La contamination se fait par contact direct avec une lésion ou un porteur sain, ou par auto-inoculation (grattage). La collectivité (crèche, école) favorise la transmission.
Reconnaître l’impétigo :
– Impétigo croûteux (forme la plus fréquente) : vésicules et pustules se rompant rapidement pour laisser des croûtes jaunâtres dorées en miel caractéristiques, sur fond érythémateux. Localisées préférentiellement sur le visage (péri-narinaire, péri-buccal), les membres et les zones de grattage.

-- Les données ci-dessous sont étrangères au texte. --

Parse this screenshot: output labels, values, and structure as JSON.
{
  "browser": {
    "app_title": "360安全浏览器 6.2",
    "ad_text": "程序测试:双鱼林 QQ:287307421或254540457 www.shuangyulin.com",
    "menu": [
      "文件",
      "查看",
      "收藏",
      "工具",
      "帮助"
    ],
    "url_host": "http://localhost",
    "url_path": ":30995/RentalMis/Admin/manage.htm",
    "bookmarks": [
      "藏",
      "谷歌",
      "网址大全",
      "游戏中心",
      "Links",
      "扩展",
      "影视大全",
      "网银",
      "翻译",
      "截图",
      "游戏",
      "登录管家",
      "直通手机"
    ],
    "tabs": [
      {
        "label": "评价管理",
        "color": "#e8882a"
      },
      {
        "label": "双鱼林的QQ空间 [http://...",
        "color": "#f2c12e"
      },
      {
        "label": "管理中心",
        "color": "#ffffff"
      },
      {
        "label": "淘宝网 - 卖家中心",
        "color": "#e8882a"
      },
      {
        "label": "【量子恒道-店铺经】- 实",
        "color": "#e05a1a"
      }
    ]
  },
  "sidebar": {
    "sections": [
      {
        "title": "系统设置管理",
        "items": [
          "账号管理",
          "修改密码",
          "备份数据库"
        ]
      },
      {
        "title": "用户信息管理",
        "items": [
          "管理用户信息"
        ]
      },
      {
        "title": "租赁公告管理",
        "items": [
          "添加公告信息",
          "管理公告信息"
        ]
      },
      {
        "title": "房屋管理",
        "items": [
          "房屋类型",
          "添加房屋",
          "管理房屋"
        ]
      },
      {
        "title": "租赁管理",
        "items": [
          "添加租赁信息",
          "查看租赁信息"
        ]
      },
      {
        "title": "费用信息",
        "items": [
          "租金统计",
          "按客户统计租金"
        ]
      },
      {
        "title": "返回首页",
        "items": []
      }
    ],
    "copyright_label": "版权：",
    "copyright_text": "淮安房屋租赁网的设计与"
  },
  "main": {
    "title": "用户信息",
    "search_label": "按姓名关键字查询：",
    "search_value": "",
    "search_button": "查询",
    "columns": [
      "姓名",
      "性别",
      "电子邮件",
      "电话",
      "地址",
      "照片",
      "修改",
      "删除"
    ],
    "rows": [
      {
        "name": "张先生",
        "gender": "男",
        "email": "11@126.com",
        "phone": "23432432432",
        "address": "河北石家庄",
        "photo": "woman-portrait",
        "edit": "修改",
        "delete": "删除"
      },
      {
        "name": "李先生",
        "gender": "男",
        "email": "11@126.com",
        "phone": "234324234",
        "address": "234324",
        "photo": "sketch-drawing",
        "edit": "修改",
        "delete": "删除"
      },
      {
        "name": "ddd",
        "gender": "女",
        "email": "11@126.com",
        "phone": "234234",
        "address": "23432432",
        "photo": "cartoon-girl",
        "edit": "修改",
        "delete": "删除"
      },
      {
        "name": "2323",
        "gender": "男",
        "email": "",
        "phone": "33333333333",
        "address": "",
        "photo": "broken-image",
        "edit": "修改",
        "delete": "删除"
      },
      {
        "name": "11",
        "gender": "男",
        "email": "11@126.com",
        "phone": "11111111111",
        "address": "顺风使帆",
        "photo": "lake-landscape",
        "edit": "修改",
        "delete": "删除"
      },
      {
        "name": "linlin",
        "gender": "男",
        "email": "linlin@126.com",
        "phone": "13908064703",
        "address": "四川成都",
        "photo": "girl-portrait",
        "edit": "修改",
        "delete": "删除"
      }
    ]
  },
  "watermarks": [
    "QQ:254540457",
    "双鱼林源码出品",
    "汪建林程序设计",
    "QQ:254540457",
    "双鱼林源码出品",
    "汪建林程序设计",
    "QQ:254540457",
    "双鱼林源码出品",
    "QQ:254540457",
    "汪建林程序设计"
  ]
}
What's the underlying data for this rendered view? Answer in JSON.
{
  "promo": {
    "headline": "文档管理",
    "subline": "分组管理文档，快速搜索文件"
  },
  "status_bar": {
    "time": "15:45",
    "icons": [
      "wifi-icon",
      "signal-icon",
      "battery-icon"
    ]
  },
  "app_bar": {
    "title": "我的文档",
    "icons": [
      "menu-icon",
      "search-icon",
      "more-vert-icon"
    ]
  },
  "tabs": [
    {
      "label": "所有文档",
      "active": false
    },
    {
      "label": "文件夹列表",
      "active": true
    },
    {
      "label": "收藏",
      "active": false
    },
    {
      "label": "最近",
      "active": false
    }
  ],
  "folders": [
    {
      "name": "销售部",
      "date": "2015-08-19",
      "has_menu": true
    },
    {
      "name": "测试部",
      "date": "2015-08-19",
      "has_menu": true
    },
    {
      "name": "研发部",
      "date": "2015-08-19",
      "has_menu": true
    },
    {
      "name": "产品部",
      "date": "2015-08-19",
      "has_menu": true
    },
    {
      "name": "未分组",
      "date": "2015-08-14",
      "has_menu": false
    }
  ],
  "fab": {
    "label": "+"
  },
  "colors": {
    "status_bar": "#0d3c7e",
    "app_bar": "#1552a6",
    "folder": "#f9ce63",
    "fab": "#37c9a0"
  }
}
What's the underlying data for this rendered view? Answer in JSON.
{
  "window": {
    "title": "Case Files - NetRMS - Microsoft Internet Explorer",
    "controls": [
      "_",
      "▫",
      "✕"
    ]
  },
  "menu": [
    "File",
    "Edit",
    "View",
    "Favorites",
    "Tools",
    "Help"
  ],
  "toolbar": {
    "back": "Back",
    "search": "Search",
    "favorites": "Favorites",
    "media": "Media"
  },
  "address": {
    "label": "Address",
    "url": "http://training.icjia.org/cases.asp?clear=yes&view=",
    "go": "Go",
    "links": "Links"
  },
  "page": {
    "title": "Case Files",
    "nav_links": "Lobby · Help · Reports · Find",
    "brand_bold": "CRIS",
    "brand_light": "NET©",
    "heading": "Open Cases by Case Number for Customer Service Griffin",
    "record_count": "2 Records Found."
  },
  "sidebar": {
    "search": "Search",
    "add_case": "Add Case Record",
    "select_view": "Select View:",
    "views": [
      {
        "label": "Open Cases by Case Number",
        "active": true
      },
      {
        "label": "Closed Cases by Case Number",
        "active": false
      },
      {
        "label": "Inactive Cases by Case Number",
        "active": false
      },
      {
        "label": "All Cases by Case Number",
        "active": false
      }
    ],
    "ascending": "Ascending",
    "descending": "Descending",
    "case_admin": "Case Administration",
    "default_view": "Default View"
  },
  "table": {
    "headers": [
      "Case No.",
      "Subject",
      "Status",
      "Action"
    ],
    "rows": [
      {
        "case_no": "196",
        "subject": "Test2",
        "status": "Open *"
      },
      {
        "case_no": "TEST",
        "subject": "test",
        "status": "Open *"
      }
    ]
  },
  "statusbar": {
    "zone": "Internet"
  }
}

– Impétigo bulleux : grandes bulles flasques à contenu clair ou trouble, se rompant pour laisser des érosions cerclées d’une collerette épidermique. Lié exclusivement à S. aureus producteur d’exfoliatines.
– Absence de fièvre dans les formes localisées.
Signes d’alerte nécessitant une consultation urgente :
– Fièvre, altération de l’état général,
– extension rapide et diffuse des lésions,
– lésions péri-oculaires ou chez le nourrisson de moins de 3 mois,
– syndrome d’exfoliation staphylococcique (SSSS) : décollement cutané étendu, urgence dermatologique.
Traitement :
– Formes localisées (< 5 lésions) : antibiothérapie topique par acide fusidique (Fucidine® crème 2 %) ou mupirocine (Mupiderm®) 3 fois par jour pendant 5 à 7 jours.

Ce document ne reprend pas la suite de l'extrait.